The language of human rights has been the ideal since the Second World War. The new Big Lie latched onto them to attack Israel falsely. Israel has been singled out so disproportionately for these attacks that most Jews feel that humanitarian concerns are not the motive behind them, but far more sinister anti-Semitism.

To take just one example of this egregious discrimination, the UN Human Rights Council, established in 2006, has condemned Israel more often than all the other countries in the world combined, including many of the worst real human rights violators, passing 62 resolutions against Israel to a total of 55 against all other countries.

In 2013 the UN General Assembly itself adopted no fewer than 21 resolutions singling out Israel for censure, with only four protesting the actions of other countries.

Since 2005, the Boycott, Divestment and Sanctions movement – founded by Israel’s enemies – has latched onto this Big Lie and motivated many boycotts against Israel, from using often intimidatory tactics against prominent people visiting, or artists performing in Israel, to academic boycotts and more.

BDS denies being anti-Semitic and claims to be pro-Palestinian, but this rings hollow in view of its total silence on Palestinians persecuted and killed elsewhere in the Middle East (thousands killed in the Syrian civil war alone) and its leaders openly advocating the destruction of the State of Israel.

This call for the end of the Jewish state is part of the new anti-Semitism.
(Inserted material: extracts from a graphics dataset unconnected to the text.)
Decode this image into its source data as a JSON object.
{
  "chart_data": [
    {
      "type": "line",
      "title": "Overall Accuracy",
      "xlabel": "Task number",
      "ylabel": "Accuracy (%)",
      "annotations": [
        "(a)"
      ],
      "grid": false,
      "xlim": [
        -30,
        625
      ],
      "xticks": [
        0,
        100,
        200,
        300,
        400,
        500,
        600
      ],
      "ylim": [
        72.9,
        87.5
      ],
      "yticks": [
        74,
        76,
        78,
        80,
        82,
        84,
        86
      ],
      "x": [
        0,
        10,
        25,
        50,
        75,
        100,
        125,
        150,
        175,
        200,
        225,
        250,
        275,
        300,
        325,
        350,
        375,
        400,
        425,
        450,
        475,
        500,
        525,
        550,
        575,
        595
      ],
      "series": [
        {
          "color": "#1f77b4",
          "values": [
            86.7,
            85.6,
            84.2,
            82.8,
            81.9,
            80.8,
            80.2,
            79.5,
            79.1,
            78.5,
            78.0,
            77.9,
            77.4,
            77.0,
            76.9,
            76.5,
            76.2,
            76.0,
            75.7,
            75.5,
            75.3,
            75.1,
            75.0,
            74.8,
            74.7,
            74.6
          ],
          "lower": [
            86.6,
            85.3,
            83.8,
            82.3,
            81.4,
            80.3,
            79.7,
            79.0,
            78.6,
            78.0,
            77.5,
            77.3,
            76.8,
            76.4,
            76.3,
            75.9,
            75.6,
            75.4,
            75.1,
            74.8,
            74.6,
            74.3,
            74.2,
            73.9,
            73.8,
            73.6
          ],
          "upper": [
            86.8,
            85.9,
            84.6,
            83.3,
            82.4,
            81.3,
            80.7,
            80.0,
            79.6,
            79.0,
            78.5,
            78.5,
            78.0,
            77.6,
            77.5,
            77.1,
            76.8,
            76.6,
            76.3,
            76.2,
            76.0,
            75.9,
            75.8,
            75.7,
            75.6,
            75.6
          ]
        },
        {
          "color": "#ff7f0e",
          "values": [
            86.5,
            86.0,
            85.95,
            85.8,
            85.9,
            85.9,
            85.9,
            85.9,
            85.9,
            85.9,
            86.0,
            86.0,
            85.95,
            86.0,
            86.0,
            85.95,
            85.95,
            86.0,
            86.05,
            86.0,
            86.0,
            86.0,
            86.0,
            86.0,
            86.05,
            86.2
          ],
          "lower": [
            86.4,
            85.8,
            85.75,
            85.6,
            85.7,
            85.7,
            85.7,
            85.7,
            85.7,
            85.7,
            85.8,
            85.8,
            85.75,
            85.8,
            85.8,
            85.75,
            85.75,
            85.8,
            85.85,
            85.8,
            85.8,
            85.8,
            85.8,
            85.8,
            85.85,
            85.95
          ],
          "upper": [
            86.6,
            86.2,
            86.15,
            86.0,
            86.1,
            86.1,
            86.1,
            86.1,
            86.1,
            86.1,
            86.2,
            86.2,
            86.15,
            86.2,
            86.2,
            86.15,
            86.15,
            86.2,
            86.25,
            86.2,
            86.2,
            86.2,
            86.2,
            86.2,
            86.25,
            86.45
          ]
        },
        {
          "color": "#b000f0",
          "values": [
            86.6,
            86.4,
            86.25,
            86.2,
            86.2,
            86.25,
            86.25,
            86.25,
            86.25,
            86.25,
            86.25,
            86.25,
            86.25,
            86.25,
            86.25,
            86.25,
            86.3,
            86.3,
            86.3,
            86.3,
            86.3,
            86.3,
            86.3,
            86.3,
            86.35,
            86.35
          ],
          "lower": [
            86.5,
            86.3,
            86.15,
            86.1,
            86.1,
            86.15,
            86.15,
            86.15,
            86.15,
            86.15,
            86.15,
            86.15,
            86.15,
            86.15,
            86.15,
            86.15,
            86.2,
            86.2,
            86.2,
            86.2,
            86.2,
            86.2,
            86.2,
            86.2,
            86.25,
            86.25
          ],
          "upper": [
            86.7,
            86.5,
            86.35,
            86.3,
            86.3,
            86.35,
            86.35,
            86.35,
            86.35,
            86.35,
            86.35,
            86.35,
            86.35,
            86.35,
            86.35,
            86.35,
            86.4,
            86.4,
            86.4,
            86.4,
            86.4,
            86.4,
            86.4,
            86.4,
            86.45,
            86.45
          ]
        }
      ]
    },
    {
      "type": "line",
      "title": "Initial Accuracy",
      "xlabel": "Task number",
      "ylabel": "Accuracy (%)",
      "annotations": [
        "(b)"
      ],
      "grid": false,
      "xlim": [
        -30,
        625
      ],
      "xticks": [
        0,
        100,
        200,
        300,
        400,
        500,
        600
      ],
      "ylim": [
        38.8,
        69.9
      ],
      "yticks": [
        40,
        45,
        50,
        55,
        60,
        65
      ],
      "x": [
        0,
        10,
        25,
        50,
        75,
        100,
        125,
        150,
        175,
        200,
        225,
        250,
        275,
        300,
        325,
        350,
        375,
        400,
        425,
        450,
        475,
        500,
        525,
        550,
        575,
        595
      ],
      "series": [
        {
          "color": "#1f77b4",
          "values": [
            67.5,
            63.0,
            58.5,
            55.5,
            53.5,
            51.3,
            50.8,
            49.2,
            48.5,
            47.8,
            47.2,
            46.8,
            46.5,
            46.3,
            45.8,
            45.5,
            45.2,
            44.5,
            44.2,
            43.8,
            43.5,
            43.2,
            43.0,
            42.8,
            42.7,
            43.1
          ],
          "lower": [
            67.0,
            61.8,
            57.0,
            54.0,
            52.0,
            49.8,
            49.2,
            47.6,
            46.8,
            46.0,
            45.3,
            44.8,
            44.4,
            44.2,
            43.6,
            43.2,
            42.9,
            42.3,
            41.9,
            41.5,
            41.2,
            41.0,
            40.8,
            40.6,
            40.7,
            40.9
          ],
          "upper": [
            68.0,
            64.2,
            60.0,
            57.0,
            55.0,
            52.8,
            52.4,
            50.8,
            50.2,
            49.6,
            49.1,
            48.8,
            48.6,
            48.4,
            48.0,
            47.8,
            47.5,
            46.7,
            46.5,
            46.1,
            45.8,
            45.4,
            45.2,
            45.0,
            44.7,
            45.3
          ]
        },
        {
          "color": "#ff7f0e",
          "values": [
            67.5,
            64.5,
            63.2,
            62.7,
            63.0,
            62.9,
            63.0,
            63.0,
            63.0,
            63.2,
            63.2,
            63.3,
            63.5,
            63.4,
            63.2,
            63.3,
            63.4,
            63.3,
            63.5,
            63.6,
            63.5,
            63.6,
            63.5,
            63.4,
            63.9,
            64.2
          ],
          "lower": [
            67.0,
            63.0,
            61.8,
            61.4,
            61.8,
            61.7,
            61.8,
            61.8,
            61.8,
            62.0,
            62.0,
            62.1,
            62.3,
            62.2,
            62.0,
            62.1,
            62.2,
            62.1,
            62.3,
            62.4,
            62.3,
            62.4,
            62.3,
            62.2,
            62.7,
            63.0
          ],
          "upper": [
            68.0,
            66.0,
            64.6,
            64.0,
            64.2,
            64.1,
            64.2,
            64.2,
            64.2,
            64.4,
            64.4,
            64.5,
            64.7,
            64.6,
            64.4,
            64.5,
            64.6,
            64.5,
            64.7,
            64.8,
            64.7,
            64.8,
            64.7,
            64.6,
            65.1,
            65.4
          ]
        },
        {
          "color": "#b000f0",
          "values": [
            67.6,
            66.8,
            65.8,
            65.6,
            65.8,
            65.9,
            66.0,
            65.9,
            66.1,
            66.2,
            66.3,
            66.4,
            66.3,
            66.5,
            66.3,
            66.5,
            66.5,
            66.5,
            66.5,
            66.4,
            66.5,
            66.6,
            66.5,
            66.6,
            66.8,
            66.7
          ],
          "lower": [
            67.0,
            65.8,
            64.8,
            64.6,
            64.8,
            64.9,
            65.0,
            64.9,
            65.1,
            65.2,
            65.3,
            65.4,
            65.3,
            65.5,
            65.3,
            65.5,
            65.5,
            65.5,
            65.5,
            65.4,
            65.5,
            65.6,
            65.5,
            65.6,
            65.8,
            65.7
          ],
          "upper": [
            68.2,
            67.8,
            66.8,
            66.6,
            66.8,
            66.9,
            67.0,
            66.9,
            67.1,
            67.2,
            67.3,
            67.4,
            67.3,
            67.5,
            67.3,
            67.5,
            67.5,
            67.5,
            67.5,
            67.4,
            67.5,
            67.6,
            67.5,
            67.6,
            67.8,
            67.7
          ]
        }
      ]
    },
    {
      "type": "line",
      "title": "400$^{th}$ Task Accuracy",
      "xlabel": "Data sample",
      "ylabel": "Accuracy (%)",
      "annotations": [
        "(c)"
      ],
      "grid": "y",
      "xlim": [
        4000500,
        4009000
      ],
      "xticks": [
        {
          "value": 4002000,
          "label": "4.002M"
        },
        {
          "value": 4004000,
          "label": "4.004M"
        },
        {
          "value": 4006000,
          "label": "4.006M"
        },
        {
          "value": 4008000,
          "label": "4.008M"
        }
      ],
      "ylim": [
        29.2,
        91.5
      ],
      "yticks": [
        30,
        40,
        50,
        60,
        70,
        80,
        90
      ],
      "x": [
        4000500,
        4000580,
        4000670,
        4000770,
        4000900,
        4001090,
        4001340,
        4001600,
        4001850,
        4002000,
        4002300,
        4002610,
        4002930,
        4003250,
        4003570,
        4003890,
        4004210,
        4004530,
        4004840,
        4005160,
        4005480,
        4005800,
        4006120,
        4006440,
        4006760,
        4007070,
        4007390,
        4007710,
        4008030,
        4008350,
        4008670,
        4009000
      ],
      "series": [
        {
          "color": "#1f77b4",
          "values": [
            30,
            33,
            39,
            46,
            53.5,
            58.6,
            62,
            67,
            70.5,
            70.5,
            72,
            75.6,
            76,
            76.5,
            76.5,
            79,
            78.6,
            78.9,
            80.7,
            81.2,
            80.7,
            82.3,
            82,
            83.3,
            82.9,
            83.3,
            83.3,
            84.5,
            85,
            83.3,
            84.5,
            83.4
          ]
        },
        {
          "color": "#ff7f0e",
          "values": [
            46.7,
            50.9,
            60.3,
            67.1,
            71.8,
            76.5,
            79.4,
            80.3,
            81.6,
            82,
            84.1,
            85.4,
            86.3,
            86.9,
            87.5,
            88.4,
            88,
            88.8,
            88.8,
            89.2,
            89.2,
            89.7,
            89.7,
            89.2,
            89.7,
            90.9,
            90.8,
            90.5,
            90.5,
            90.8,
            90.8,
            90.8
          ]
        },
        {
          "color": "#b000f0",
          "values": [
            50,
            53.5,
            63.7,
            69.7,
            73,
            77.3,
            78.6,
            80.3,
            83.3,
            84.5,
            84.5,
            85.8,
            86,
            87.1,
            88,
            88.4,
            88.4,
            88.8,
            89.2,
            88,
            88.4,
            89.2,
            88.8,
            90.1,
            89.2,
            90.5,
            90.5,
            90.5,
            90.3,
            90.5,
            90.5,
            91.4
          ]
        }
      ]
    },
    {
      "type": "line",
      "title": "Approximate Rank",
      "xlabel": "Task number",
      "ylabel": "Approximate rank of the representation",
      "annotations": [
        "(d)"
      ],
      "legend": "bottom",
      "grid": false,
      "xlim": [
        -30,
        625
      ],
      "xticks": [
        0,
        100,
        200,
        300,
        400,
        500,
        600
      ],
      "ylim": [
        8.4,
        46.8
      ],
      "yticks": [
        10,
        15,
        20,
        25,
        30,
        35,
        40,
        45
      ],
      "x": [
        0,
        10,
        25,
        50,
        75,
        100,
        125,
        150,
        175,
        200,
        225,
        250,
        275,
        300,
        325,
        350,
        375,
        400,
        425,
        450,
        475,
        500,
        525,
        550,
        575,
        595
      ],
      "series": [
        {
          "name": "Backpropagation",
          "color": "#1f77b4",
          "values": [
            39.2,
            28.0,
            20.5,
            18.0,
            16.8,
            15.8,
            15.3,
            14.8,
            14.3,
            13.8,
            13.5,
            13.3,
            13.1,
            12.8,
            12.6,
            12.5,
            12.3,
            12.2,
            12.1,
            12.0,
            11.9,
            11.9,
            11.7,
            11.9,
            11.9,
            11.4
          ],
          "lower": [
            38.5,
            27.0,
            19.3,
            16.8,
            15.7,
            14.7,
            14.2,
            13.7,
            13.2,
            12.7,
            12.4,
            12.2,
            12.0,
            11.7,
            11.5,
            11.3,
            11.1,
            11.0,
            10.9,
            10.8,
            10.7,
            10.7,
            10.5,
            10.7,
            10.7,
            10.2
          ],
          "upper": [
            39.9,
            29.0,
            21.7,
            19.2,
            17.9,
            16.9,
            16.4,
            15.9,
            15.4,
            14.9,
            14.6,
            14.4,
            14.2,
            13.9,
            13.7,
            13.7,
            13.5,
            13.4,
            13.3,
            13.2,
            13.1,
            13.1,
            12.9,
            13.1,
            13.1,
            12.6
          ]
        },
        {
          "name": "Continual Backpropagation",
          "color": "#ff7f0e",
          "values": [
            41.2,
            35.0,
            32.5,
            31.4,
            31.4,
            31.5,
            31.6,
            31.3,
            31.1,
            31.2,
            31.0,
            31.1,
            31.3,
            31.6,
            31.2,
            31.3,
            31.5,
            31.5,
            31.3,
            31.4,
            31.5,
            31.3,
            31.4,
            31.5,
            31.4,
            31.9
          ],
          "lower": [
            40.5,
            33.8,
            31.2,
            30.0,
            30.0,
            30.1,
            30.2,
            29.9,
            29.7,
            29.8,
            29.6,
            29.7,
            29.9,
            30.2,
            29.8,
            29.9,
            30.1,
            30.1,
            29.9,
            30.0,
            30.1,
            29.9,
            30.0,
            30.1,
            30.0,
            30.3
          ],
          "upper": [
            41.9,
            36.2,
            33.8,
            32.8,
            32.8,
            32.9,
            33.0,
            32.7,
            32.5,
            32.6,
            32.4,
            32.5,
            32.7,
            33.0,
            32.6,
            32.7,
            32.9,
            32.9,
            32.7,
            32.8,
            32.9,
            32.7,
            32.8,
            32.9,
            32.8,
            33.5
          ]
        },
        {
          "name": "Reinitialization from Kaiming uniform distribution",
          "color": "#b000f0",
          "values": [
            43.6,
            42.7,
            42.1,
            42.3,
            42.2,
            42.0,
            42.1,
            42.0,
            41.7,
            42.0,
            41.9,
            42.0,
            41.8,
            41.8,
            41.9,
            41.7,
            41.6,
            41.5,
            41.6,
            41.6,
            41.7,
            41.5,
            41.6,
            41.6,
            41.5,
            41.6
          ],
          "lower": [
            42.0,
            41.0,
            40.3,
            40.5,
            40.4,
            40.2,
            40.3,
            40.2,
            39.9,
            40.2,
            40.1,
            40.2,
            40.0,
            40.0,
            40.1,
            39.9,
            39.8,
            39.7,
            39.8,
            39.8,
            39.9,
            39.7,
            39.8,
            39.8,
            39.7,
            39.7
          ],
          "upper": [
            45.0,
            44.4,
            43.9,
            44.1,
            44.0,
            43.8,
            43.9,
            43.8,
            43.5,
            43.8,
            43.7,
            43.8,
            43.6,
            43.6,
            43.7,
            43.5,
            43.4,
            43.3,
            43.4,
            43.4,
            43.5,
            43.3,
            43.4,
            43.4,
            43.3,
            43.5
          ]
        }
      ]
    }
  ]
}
The old anti-Semitism denied Jews rights as individuals. In its newest incarnation, Jew hatred denies the right of the Jewish State to exist among the family of nations and of Jews to have a state like any other people.

All this has also led to open old-fashioned Jew hatred again emerging in recent years on the streets of Europe and even in South Africa, with one local BDS leader singing “Shoot the Jew” at a demonstration and a pig’s head being placed in what the perpetrators believed was the kosher section of a shop.  

Jews are feeling unsafe in several European countries. There have been fatal attacks on Jews in countries such as France and Denmark, apart from open expressions of anti-Jewish views in demonstrations and even in public discourse.

The letter and spirit – and hatred – of the 1975 Big Lie live on in full force. While repetition of the falsehood may get it believed, the truth is that Zionism is not a dirty word. It is no more than the Jewish national liberation movement for the right of self-determination, like other peoples, in their ancestral ‎homeland.

  • Michael Belling was a foreign correspondent in Israel and is a freelance journalist and a former Israeli advocate.